BIOGRAPHY OF KUAKINI.
Kuakini was the son of Keeaumoku, the son of Kalanikauleleiaiwi, the sister of Keawe. They are the royal ancestors of Hawaii Island’s high chiefs, Kuakini was befitting the class of high chiefs amongst Hawaii’s alii nui.
Kuakini was the son of Namahana who was born from Kalanikuihonoikamoku, and they are Maui’s royal ancestors, and therefore, Kuakini is amongst Maui’s…
…class of high chiefs; Kuakini was born as an alii.
Kuakini was born in the year 1792 perhaps; he was born in the year of [battle of] Kepuwahaulaula; at Keauhou in Kona in Hawaii was where he was born.
His caretaker [kahu hanai] was Kameheaiku, and Kuakini grew up at Keauhou, and he was made by his father, Keeaumoku, to pray to the wooden gods; this was Kuakini’s duties in his youth, the worship of the wooden gods.
He was the one who cared for all the temples in Kona, along with the Loulu temples, and in regard to his worshiping, one of the names Kuakini was called was Kiipalaoku, for Ku was the god for whom he would fetch pala fern.
Kuakini was a thinker from when he was small; he was meticulous; he often would sail boats with the other children in his youth, and when he grew up, he went with his parents to Maui, and thereafter he lived with Kamehameha I.
He became an aikane of Kamehameha I, because Kuakini possessed a fine body, he was skilled in English, he thought much about the way a body functions, he was sullen, and was a man of few words.
When Kamehameha I died, Liholiho them went to Oahu, and Kuakini was appointed Governor of Hawaii, and it was he that was to care for Hawaii until his recent death.

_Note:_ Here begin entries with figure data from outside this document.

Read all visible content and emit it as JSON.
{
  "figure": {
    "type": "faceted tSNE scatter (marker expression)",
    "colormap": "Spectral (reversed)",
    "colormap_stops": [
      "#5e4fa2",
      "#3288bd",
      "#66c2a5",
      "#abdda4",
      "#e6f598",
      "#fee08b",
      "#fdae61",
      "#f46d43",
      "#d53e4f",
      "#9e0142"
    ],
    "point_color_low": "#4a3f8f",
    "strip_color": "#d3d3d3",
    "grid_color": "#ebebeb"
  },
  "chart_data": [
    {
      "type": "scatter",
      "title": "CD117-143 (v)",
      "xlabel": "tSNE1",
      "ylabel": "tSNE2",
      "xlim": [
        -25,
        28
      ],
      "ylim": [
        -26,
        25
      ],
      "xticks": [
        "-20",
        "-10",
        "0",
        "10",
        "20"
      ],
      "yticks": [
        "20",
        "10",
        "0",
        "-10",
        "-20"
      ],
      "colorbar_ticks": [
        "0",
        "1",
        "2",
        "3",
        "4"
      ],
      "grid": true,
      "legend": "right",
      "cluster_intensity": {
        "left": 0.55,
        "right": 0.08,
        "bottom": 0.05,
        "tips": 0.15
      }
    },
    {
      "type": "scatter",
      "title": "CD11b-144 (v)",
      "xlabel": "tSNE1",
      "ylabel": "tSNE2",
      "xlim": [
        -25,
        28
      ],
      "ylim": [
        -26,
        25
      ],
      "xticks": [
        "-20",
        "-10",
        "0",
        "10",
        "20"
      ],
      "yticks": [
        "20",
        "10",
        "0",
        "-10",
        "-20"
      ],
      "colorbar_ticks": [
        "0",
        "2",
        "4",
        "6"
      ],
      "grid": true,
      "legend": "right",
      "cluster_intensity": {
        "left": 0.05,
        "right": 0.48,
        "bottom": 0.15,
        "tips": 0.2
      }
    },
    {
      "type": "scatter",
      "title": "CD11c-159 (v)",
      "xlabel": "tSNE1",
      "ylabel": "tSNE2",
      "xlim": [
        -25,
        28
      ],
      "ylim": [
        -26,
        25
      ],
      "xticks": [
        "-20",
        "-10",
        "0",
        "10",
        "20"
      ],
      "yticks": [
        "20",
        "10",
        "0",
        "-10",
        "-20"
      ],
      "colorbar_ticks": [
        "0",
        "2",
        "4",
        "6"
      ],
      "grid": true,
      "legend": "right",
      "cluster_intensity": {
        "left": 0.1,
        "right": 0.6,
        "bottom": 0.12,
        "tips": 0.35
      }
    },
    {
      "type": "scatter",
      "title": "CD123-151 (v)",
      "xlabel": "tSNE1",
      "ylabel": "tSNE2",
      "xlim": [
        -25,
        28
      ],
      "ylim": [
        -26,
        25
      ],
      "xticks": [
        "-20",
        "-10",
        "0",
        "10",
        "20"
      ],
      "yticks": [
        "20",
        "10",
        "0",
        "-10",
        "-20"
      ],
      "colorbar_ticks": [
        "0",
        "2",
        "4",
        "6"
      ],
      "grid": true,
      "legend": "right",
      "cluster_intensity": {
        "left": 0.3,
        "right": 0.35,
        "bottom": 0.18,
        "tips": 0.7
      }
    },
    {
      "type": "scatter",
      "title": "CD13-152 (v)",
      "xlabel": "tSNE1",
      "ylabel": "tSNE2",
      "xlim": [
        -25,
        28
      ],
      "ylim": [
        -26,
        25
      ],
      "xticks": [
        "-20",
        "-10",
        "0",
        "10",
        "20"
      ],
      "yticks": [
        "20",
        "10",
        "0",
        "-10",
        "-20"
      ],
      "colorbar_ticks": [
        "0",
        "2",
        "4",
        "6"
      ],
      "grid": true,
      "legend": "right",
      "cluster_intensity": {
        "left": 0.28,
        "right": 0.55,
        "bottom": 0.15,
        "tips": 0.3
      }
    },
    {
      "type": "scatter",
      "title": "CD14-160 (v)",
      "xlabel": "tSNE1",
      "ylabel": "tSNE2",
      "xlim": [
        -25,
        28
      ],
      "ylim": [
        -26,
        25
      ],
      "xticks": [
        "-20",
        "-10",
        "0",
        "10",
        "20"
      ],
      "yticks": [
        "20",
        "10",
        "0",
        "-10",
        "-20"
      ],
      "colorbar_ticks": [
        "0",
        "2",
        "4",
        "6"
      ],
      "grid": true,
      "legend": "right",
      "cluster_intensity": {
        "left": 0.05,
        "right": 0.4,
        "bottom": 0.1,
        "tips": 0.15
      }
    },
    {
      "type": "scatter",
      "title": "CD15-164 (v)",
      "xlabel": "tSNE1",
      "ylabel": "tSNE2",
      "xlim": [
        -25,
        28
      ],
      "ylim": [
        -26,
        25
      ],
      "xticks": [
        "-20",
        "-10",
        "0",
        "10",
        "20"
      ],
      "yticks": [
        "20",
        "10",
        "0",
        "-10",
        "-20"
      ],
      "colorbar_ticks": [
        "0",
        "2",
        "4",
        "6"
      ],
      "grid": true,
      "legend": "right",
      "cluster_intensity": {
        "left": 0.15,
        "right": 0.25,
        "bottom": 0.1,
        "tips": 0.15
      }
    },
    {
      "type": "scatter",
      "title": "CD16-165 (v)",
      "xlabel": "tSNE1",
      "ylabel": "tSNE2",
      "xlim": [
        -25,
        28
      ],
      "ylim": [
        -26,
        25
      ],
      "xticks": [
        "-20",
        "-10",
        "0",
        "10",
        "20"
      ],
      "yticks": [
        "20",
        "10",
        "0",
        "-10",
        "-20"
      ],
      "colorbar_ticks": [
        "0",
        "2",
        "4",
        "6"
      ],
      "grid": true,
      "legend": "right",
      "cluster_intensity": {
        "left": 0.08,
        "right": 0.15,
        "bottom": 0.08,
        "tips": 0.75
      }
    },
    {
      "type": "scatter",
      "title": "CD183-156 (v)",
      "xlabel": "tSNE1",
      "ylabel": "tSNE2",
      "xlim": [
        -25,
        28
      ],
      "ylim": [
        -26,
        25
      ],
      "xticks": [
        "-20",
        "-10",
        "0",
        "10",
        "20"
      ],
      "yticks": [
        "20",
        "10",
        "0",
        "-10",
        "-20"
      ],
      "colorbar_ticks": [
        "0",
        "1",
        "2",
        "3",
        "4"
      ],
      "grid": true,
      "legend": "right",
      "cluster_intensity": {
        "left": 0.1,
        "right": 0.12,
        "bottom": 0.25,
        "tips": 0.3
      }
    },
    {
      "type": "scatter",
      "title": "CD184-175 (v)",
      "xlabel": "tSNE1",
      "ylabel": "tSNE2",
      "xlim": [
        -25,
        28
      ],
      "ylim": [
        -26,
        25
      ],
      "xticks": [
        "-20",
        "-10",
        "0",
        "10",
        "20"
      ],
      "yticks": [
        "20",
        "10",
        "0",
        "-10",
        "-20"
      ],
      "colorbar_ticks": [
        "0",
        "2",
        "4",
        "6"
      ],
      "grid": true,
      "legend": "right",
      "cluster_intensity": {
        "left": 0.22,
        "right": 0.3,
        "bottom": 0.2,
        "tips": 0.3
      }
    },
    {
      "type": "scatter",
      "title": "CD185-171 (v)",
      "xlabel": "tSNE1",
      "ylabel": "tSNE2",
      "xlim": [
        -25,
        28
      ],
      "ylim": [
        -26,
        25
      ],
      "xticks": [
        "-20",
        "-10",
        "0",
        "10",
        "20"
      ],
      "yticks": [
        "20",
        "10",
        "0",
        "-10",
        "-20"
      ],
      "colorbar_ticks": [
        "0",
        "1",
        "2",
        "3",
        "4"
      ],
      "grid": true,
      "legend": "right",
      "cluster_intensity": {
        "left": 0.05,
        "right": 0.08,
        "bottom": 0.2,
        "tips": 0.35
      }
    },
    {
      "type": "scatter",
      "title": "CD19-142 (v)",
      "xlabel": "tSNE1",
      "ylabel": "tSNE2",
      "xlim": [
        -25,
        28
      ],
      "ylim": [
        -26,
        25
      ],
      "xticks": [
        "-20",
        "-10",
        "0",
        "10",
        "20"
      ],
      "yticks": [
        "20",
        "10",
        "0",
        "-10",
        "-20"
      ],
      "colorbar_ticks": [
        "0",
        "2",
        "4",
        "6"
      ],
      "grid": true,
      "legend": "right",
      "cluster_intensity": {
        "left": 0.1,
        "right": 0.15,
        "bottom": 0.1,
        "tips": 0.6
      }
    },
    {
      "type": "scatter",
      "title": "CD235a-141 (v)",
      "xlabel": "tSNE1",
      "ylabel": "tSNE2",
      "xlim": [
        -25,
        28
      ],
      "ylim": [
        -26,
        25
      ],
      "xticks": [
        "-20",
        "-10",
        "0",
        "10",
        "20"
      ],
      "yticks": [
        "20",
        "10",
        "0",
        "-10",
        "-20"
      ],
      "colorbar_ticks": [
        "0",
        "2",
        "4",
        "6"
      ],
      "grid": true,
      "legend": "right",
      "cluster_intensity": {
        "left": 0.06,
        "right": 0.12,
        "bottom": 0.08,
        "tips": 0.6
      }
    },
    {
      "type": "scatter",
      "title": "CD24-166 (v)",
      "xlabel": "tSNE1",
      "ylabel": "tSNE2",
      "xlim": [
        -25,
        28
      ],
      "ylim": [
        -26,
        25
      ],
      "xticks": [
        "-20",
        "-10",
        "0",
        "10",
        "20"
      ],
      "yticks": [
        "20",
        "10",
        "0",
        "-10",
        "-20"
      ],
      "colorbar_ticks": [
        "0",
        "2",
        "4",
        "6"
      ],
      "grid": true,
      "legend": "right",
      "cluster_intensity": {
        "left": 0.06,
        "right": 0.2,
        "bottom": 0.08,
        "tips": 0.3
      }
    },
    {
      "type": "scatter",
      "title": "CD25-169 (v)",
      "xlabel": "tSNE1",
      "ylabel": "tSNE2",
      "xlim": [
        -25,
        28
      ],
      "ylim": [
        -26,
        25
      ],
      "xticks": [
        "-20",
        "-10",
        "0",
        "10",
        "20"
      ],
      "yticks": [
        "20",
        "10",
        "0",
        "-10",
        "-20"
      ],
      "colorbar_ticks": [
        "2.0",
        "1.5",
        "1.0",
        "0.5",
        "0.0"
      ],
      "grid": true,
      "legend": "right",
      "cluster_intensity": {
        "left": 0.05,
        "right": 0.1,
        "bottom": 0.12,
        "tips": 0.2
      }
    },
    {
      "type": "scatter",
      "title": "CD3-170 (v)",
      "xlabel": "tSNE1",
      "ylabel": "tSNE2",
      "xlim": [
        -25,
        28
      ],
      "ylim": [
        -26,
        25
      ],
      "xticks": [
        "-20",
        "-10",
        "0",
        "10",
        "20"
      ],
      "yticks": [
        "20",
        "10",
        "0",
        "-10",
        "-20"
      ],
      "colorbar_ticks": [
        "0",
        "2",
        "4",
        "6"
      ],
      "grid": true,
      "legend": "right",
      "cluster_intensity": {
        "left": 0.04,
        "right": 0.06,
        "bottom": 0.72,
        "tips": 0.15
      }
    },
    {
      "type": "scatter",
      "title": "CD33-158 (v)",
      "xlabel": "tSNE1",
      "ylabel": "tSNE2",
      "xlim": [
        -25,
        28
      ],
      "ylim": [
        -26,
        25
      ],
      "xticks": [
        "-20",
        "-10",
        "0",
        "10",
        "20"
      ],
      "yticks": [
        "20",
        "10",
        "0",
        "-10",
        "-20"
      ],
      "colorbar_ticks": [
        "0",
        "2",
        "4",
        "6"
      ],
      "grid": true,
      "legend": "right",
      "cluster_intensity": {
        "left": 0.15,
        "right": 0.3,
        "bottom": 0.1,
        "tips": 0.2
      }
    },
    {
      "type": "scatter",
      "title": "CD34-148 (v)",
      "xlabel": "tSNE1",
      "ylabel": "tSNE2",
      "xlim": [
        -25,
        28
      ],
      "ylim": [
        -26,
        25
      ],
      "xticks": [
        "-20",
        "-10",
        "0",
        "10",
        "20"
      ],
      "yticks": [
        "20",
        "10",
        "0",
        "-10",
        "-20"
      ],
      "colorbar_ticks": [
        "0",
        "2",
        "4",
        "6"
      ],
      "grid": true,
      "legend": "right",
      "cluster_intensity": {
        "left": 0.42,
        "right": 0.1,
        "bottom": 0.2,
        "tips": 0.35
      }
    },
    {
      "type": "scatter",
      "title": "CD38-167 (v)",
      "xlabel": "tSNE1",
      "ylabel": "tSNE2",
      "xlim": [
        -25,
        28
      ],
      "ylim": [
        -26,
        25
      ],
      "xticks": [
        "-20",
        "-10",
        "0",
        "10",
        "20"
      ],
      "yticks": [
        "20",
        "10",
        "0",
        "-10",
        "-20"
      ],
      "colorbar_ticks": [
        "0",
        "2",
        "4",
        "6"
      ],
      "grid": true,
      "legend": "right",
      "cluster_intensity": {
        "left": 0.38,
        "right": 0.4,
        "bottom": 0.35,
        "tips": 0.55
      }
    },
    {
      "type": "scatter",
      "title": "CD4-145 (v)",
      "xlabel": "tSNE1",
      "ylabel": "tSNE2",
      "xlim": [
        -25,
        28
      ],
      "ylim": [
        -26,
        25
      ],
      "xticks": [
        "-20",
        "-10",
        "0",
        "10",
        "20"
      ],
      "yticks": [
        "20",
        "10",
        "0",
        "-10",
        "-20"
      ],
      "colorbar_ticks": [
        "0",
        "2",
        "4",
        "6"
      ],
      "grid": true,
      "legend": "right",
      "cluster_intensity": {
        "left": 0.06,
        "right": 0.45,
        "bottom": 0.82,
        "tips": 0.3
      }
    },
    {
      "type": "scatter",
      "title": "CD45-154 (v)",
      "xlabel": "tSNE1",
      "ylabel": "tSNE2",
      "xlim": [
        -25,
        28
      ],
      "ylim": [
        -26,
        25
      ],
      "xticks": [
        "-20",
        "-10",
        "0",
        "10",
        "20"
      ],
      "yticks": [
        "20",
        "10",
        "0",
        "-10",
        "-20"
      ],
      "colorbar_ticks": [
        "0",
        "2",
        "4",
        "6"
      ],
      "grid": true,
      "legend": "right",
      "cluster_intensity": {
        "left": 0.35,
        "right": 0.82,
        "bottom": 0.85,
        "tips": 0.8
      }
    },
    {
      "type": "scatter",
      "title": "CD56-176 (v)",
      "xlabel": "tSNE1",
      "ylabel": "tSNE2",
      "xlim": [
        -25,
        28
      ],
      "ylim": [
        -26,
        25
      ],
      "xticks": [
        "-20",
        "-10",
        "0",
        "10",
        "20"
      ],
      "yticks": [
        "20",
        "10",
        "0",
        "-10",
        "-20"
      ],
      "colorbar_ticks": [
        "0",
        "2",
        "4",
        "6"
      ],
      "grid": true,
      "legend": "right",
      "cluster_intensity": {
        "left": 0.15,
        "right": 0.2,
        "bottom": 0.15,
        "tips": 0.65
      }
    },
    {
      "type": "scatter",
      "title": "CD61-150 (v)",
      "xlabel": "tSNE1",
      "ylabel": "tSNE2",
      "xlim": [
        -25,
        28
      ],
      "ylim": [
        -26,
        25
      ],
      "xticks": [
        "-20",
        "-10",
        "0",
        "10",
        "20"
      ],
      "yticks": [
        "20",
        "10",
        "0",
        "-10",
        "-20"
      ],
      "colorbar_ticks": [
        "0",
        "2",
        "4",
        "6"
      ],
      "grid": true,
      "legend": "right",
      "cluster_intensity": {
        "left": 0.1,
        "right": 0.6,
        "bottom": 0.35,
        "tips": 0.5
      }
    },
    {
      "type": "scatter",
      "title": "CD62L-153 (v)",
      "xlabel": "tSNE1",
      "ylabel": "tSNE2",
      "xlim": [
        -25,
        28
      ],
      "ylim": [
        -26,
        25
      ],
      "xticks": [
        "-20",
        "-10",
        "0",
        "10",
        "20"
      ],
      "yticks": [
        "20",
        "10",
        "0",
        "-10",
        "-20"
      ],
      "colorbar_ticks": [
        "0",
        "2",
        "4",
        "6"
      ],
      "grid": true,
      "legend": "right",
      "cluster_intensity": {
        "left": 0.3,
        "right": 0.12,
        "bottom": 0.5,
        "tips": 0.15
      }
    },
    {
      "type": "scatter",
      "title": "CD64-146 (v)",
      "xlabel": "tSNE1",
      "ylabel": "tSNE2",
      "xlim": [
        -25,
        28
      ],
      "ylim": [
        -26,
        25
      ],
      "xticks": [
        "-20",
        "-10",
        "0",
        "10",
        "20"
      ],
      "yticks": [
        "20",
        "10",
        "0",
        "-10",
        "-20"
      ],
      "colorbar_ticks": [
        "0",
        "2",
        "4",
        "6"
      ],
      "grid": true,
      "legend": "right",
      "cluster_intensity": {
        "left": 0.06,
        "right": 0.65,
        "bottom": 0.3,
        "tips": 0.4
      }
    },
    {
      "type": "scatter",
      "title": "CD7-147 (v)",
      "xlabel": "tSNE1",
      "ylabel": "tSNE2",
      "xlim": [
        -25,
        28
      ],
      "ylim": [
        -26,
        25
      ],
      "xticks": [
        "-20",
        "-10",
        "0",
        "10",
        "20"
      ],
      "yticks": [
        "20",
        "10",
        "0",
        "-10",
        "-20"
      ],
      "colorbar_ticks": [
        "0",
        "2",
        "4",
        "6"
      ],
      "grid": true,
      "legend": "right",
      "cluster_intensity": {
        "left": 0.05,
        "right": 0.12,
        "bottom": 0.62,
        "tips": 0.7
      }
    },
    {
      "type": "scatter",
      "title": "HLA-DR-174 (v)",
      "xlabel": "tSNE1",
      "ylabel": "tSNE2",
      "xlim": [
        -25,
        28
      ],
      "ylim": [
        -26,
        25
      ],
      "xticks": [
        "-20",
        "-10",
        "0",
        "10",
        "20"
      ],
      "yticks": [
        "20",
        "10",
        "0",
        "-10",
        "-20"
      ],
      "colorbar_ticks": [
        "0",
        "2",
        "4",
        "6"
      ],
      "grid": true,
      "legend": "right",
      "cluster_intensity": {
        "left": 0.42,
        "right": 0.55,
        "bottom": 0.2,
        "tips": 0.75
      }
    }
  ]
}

When Kuakini was assisting intently with the kingdom of God, it was he who built the great churches here on Hawaii Island.
O Armstrong [Limaikaika], please ask of Thurston [Tatina] or Bishop [Bihopa], for they know what he was like for both of them lived with him.
O Father Armstrong, I am living here on Hawaii these months, and will then return to Maui, or perhaps not. D. MALO.